Cumhurbaşkanlığı ve Genel Seçimlerin ardından yeniden yapılanma sürecine giren Halkların Demokratik Partisi (HDP), bileşenleri ve kurullarıyla yaptığı toplantıların ardından halk buluşmalarına başlıyor. Eleştiri ve özeleştiri sürecinin tüm aşamalarını halkla yürütecek olan HDP, yine halkın nihai kararıyla Büyük Kongre’ye gidecek. HDP Eş Genel Başkan Yardımcısı ve Yeşiller ve Sol Gelecek Partisi (Yeşil Sol Parti) Sêrt Milletvekili Tuncer Bakırhan, seçim sonuçlarını, bunun üzerinden partilerine yönelik eleştirileri, yeni dönem stratejilerine dair Mezopotamya Ajansı’nın sorularını yanıtladı.
14 Mayıs seçimleri geride kaldı. Yeşil Sol Parti’nin beklenen oy oranının gerisinde kalmasına dönük eleştiriler de tartışmalar da sürüyor. Bu sonuçların neden ve etkenleri neler oldu?
Seçim sonuçlarını değerlendirmeden önce seçim süreci boyunca her türlü baskı ve sorunlara rağmen büyük emekle çalışan gençler ve kadın yoldaşlarımız başta olmak üzere tüm partililerimize sonsuz teşekkür etmek istiyorum. Evet, hedeflediğimiz sonuçların gerisinde kaldık. Seçim sonrası yaptığımız toplantı ve görüşmelerde sonuçlara dair özeleştirel temelde önemli değerlendirmeler oldu, olmaya devam ediyor. AKP-MHP ittifakının devletin tüm imkanlarını ve kurumlarını kullanarak yaptığı seçim kampanyasında saldırıların hedefi olduk. Bu saldırılar yıllardır devam eden fakat boyun eğmeyen, diz çökmeyen Kürt halkının direnişinden ötürü başaramadıkları ‘Çöktürme Planı’nın bir parçasıdır.

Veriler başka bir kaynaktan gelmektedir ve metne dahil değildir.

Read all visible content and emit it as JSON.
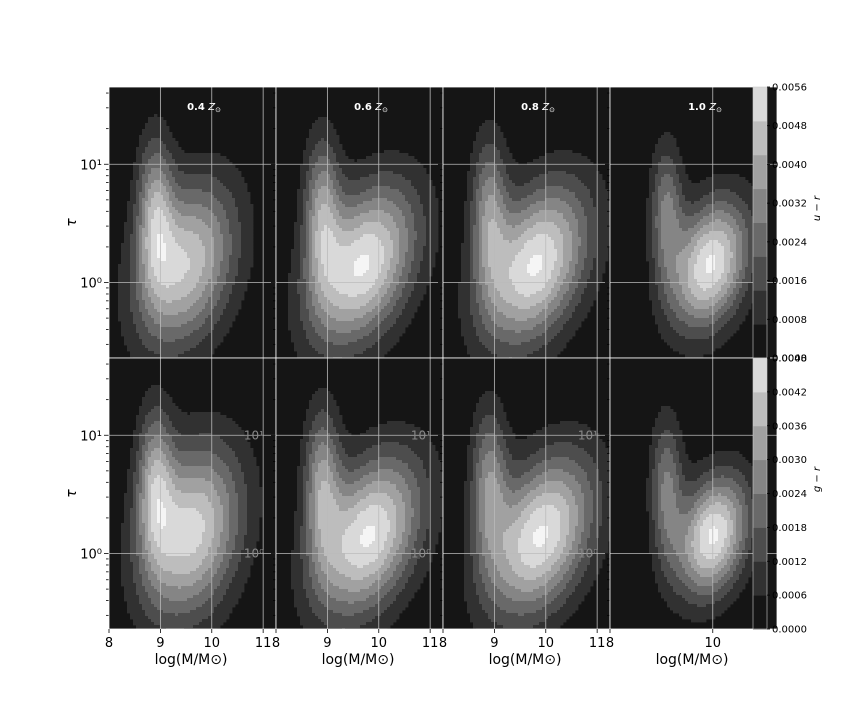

Seçim sonuçlarını yenilgi olarak görmek, Kürt halkının demokratik iradesinin yok sayılması anlamına gelir. Kürt halkı faşizme karşı iradesini sandıklarda göstermiştir. Bu yüzden seçimleri bir yenilgi olarak değil, başarısızlık olarak görüyoruz. Yıllardır haksız hukuksuz birçok uygulamanın hedefi olduk. HDP kapatma davası başta olmak üzere iktidarın aracı haline gelen yargı süreçleri, parti çalışmalarımızın kriminalize edilmesi ve büyük bir medya ambargosu ile kara propaganda yapılması seçim sonuçlarını etkiledi. Bunları göz ardı ederek yapılacak her değerlendirme eksik olacaktır. Aday seçimindeki yetersizlikler, ittifak siyasetimizi yürütürken pratikte yaşadığımız sorunlar, gerek zamandan kaynaklı gerek örgütsel yetersizliklerimizden kaynaklı halka kendimizi anlatamamamız, Üçüncü Yol çizgimizdeki aşınma gibi nedenler hedeflediğimiz sonuçların gerisinde kalmamıza neden oldu. Şimdi içinde bulunduğumuz süreçte bunları masaya yatırıyor ve buradan güçlenmenin yollarını arıyoruz.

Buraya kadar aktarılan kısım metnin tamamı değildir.